Leverkusens Trainer erntet im Volkswagen Doppelpass heftige Kritik für seine Analyse nach der Pleite beim BVB. Die Experten sehen seine Zukunft akut gefährdet.

Die Lage von Roger Schmidt spitzt sich weiter zu. Nach Meinung der Experten im Volkswagen Doppelpass, hat der Trainer keine Zukunft bei Bayer Leverkusen.

SPORT1-Experte Thomas Strunz äußerte heftige Kritik an Schmidts Außendarstellung nach der Pleite bei Borussia Dortmund. "Ich kann überhaupt nicht nachvollziehen, wie sich ein Trainer nach einem 2:6 so präsentiert", monierte Strunz.

Bei der Pressekonferenz nach dem Spiel hatte Schmidt die Leistung seines Teams als "guten Schritt in die richtige Richtung" bezeichnet.

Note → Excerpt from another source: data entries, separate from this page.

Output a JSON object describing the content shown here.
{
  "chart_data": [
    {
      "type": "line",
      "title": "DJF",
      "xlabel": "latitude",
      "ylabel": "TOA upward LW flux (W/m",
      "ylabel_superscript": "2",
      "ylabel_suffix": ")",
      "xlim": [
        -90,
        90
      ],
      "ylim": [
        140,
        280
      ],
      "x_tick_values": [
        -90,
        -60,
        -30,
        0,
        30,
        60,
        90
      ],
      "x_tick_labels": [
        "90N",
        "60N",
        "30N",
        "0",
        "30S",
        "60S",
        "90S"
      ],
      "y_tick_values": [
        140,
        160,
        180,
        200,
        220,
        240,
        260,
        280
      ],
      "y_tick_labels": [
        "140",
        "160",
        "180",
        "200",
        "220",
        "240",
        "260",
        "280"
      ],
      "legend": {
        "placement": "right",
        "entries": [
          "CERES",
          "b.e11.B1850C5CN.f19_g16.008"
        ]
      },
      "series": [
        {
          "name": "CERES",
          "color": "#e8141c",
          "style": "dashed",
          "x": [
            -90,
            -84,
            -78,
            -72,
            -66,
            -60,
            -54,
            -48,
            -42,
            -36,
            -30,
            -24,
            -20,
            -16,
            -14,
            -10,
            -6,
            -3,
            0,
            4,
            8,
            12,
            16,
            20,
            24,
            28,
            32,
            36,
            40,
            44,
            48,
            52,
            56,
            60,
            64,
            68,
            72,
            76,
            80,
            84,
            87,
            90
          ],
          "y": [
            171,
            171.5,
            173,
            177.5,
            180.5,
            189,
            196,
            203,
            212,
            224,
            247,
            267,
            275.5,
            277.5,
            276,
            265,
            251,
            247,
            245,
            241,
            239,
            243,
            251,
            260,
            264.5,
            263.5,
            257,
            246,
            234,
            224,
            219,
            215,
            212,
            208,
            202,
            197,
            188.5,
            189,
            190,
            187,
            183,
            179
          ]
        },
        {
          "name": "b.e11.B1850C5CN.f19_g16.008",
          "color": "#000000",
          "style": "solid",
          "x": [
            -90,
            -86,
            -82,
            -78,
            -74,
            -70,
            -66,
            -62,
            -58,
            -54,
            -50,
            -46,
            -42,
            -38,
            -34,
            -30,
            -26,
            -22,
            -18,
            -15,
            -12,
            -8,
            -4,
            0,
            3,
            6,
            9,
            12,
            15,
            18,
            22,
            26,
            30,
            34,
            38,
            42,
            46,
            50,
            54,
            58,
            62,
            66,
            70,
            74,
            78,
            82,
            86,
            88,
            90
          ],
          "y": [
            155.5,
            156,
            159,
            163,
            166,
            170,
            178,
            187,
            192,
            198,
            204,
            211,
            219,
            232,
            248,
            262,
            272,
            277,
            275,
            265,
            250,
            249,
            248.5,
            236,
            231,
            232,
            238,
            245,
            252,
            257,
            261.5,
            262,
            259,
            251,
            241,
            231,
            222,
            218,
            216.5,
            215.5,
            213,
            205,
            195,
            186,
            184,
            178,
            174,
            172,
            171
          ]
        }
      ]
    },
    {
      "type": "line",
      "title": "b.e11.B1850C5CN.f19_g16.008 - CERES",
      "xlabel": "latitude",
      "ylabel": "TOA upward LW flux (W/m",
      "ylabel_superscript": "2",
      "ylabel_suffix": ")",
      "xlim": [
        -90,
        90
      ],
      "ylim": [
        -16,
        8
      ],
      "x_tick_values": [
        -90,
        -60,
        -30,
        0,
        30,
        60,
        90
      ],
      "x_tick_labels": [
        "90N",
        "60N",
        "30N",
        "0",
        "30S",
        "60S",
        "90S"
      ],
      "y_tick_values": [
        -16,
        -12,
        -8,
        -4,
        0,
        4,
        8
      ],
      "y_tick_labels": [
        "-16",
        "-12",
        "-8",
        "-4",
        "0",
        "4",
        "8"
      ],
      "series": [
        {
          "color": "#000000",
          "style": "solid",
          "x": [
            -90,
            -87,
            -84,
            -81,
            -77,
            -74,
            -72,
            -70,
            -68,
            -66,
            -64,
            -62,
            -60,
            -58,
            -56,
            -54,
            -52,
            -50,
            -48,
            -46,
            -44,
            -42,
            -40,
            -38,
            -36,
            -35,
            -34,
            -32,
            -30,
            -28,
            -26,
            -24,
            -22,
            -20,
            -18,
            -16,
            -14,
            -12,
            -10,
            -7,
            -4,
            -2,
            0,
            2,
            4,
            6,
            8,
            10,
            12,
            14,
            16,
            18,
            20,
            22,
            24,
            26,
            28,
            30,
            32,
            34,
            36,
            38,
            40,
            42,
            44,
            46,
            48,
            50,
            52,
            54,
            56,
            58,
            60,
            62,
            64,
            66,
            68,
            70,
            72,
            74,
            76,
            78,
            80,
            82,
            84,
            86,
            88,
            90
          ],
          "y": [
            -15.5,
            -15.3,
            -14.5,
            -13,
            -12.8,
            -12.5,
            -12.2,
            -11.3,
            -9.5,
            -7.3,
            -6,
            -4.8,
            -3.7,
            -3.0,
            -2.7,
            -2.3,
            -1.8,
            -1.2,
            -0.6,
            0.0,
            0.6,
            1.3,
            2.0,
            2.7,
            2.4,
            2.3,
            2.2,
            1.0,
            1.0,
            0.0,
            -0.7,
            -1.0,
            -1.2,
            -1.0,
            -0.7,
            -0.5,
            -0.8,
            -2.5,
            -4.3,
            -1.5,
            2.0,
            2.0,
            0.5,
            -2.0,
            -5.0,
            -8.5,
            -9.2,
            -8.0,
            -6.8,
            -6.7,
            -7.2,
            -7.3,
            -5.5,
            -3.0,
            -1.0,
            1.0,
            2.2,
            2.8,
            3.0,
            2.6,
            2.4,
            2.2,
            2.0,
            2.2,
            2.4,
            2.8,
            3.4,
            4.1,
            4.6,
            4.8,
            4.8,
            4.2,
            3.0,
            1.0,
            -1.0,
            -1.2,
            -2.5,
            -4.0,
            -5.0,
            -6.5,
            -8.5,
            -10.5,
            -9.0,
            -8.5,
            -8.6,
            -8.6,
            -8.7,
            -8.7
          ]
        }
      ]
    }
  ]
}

Für den früheren Bundesliga-Trainer Thomas Doll "eine unglückliche Aussage". 

Bayer und Schmidt: "Da passt irgendwas nicht"

SPORT1-Kommentator Markus Höhner betonte, "eine völlig andere Wahrnehmung" vom Spiel gehabt zu haben. Konkret kritisierte er die Aufstellung von Schmidt: "Ohne Brandt, ohne Bellarabi, ohne Chicharito - das ist ein Signal an die Mannschaft. Die Leistung passte zu einer völlig passiven, demütigen Aufstellung", kritisierte Höhner.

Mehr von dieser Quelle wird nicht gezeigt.